Namun, Karuna tak bisa mengabaikan fakta bahwa biaya sekolah ini pasti sangat mahal. Setelah tur selesai, mereka diajak ke ruang administrasi untuk mendiskusikan pendaftaran dan biaya. Ketika angka-angka itu disebutkan, Karuna merasa seperti ditimpa beban berat. Jumlahnya jauh di atas ekspektasinya.
“Maaf saya, aku butuh waktu buat mempertimbangkan,” ujar Karuna dengan nada sopan sebelum mereka meninggalkan ruangan.
Di luar, Ethan tampak sangat bersemangat. “Ma, aku mau sekolah di sini!
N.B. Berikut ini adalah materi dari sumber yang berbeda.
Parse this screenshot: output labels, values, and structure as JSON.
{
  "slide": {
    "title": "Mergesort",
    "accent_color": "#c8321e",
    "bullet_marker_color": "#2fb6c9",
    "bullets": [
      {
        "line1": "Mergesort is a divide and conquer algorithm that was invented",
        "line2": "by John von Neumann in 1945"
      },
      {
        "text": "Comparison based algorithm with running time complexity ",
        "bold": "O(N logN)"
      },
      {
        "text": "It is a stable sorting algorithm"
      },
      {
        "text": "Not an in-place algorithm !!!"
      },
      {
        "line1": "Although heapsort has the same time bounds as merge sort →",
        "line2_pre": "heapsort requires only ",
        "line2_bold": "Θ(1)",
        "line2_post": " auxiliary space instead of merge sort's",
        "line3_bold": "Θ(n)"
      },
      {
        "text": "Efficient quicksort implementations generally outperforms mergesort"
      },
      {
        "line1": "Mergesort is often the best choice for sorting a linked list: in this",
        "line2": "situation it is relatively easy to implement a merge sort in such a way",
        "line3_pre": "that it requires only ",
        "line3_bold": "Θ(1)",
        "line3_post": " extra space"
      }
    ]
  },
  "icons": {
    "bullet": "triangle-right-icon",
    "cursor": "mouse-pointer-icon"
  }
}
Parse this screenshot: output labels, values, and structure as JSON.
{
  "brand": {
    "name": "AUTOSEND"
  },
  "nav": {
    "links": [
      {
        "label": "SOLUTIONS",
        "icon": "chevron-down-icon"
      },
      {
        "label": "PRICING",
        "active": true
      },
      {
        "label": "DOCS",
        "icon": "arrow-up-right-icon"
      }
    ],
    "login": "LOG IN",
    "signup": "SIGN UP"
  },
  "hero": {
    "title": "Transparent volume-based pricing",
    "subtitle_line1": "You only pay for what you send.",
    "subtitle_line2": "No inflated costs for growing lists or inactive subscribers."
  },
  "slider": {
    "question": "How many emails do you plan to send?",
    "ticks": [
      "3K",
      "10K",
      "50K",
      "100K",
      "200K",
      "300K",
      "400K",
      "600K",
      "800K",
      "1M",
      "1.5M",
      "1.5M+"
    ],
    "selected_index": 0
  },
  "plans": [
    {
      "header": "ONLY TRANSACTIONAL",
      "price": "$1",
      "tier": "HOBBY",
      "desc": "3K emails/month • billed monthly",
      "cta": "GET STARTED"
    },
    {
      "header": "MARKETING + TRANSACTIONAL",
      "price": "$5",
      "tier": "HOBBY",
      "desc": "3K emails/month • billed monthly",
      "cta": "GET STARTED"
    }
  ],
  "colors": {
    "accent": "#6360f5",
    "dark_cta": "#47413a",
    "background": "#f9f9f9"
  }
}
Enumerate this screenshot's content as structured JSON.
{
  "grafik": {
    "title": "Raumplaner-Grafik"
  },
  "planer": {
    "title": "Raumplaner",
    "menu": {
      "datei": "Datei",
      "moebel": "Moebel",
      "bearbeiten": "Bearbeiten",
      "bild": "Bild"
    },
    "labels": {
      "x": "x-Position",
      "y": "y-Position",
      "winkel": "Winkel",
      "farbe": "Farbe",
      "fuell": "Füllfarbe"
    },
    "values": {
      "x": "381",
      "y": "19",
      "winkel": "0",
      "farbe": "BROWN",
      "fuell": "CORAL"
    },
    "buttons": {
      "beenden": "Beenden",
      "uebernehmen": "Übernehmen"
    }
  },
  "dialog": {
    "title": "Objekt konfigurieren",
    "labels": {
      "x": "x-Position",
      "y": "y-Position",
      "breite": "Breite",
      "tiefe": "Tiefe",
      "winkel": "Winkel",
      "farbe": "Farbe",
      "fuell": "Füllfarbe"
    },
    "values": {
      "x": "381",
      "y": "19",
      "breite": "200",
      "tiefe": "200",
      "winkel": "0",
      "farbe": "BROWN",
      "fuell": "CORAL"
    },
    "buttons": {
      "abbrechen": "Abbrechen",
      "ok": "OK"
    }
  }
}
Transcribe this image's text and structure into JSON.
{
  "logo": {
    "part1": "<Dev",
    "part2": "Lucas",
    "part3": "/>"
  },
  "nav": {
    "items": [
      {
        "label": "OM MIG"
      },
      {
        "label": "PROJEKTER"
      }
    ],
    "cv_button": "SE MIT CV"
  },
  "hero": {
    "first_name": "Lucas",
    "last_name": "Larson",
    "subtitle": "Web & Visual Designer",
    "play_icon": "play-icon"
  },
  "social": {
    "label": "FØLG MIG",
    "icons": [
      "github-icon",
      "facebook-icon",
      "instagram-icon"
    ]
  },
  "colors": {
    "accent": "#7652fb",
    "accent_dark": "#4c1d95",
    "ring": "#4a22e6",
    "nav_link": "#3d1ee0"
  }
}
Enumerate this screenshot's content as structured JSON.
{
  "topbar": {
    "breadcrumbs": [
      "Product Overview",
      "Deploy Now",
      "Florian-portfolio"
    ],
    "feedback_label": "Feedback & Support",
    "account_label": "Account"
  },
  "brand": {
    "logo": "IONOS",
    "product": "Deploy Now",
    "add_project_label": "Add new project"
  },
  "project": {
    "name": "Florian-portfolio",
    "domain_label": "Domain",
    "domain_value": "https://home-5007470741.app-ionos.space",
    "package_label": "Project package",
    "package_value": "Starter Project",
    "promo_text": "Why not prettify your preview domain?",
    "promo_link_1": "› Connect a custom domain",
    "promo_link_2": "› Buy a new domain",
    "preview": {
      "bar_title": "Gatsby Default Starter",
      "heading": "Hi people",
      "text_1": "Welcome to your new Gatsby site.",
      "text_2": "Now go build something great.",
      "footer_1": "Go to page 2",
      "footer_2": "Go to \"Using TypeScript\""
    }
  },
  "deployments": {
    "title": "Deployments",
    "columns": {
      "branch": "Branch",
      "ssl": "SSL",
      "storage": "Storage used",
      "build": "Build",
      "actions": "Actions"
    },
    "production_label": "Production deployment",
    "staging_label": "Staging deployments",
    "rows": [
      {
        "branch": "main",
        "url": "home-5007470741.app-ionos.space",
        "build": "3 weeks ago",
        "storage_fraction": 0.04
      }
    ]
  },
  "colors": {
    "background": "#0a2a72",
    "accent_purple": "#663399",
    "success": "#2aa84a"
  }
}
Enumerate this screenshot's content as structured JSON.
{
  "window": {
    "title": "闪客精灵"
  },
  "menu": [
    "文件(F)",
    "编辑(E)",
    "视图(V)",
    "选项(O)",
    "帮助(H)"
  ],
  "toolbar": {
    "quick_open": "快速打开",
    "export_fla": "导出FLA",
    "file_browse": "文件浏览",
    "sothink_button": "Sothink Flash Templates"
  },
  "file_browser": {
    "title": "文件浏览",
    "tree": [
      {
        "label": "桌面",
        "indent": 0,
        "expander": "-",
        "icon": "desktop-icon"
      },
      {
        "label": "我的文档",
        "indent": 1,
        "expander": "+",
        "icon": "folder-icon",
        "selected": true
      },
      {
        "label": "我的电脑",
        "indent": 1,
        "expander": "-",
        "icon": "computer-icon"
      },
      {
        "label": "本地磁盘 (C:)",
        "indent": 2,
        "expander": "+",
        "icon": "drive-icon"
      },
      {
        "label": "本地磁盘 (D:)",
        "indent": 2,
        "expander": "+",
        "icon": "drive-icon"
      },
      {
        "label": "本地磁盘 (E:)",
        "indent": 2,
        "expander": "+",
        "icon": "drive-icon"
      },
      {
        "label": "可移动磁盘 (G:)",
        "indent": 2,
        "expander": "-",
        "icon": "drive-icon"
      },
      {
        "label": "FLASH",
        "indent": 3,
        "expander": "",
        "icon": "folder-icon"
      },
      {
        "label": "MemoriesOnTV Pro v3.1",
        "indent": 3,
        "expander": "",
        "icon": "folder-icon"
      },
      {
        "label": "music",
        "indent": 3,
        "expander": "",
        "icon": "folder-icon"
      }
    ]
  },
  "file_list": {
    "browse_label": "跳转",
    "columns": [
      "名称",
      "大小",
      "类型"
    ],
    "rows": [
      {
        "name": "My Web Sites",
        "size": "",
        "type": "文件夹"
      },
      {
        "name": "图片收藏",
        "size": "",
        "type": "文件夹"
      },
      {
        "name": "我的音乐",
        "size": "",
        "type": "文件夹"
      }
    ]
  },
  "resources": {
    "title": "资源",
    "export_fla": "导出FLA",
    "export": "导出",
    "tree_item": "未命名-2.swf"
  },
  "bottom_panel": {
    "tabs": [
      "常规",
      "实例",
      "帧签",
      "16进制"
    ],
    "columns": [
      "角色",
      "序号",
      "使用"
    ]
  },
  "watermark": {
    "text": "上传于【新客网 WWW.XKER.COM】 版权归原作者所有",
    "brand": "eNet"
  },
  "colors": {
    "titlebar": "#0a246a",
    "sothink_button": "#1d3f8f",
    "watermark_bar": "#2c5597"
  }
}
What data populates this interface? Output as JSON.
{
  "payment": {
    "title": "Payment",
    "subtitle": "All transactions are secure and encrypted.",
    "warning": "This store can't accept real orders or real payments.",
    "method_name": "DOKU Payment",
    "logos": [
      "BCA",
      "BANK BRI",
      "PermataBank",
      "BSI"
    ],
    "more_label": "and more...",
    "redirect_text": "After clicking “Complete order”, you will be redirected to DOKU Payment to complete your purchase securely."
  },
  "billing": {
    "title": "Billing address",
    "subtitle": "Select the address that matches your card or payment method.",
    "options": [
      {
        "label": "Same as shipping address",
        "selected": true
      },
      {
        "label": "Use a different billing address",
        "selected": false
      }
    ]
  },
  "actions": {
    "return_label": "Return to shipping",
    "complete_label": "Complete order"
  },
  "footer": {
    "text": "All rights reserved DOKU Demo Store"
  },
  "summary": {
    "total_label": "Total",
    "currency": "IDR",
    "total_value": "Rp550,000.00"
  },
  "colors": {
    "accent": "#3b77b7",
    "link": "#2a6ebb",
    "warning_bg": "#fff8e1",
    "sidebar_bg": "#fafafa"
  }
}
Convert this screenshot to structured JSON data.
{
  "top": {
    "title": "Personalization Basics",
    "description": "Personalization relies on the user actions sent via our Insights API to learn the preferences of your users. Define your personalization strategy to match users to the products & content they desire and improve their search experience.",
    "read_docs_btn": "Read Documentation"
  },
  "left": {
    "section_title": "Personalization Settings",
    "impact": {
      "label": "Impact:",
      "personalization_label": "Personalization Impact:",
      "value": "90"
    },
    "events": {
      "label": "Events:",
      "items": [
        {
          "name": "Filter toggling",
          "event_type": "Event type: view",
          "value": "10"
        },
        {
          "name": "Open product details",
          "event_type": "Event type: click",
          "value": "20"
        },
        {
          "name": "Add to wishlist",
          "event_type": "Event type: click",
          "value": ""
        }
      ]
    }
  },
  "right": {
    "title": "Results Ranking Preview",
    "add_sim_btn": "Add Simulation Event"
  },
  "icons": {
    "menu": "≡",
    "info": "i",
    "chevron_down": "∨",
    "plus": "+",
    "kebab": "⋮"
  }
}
Ini tempat yang paling keren!” katanya dengan penuh antusias.
Karuna tersenyum kecil, tapi matanya menunjukkan keraguan. “Ethan, sekolah ini bagus, tapi kita harus pikirkan dulu, ya. Mama harus memastikan semuanya sesuai.”
Ethan tampak kecewa, tapi ia mengangguk pelan. Dirga, yang sejak tadi diam, akhirnya angkat bicara. “Karuna, kalau Ethan benar-benar ingin sekolah di sini, mungkin kita bisa cari cara. Aku bisa bantu sedikit kalau kamu mau?”
Karuna menoleh ke Dirga. “Dirga, aku nggak bisa menerima itu. Ini tanggung jawab aku, bukan kamu.”
“Tapi, aku cuma mau ngebantu. Bukan cuma untuk Ethan, tapi juga untukmu.” jawab Dirga dengan lembut.
Karuna terdiam, mencoba mencerna kata-kata Dirga. Hatinya penuh dengan rasa terima kasih, tapi juga rasa bersalah. Ia tahu Dirga hanya ingin yang terbaik, tapi ia juga tak ingin terlalu bergantung padanya.
Setelah perjalanan panjang itu, mereka kembali ke rumah. Ethan terlihat lelah, tapi tetap bersemangat membicarakan sekolah yang ia inginkan. Sementara itu, Karuna duduk di ruang tamu, merenungkan semuanya. Dirga duduk di seberangnya, menatapnya dengan penuh pengertian.
“Karuna, aku nggak mau memaksa kamu. Aku cuma mau kamu tahu kalau aku ada di sini buat ngebantu kamu,”
Karuna menatapnya, dengan mata yang sedikit berkaca-kaca. “Makasih, Dir. Aku benar-benar ngehargai semua yang kamu lakuin. Tapi aku harus pikirit ini baik-baik oke? Aku memang mau yang terbaik buat Ethan, tapi aku juga harus realistis.”
Dirga mengangguk, lalu tersenyum. “Aku tahu kamu akan menemukan jalan keluarnya, Karuna. Kamu ibu yang hebat.”
Malam itu, setelah Ethan tidur, Karuna duduk sendirian di kamarnya, memandangi berkas pendaftaran dari kedua sekolah itu. Pikirannya terus berputar, tapi satu hal yang ia tahu pasti: ia akan melakukan apa pun demi kebahagiaan dan masa depan Ethan, meskipun itu berarti harus berkorban lebih banyak.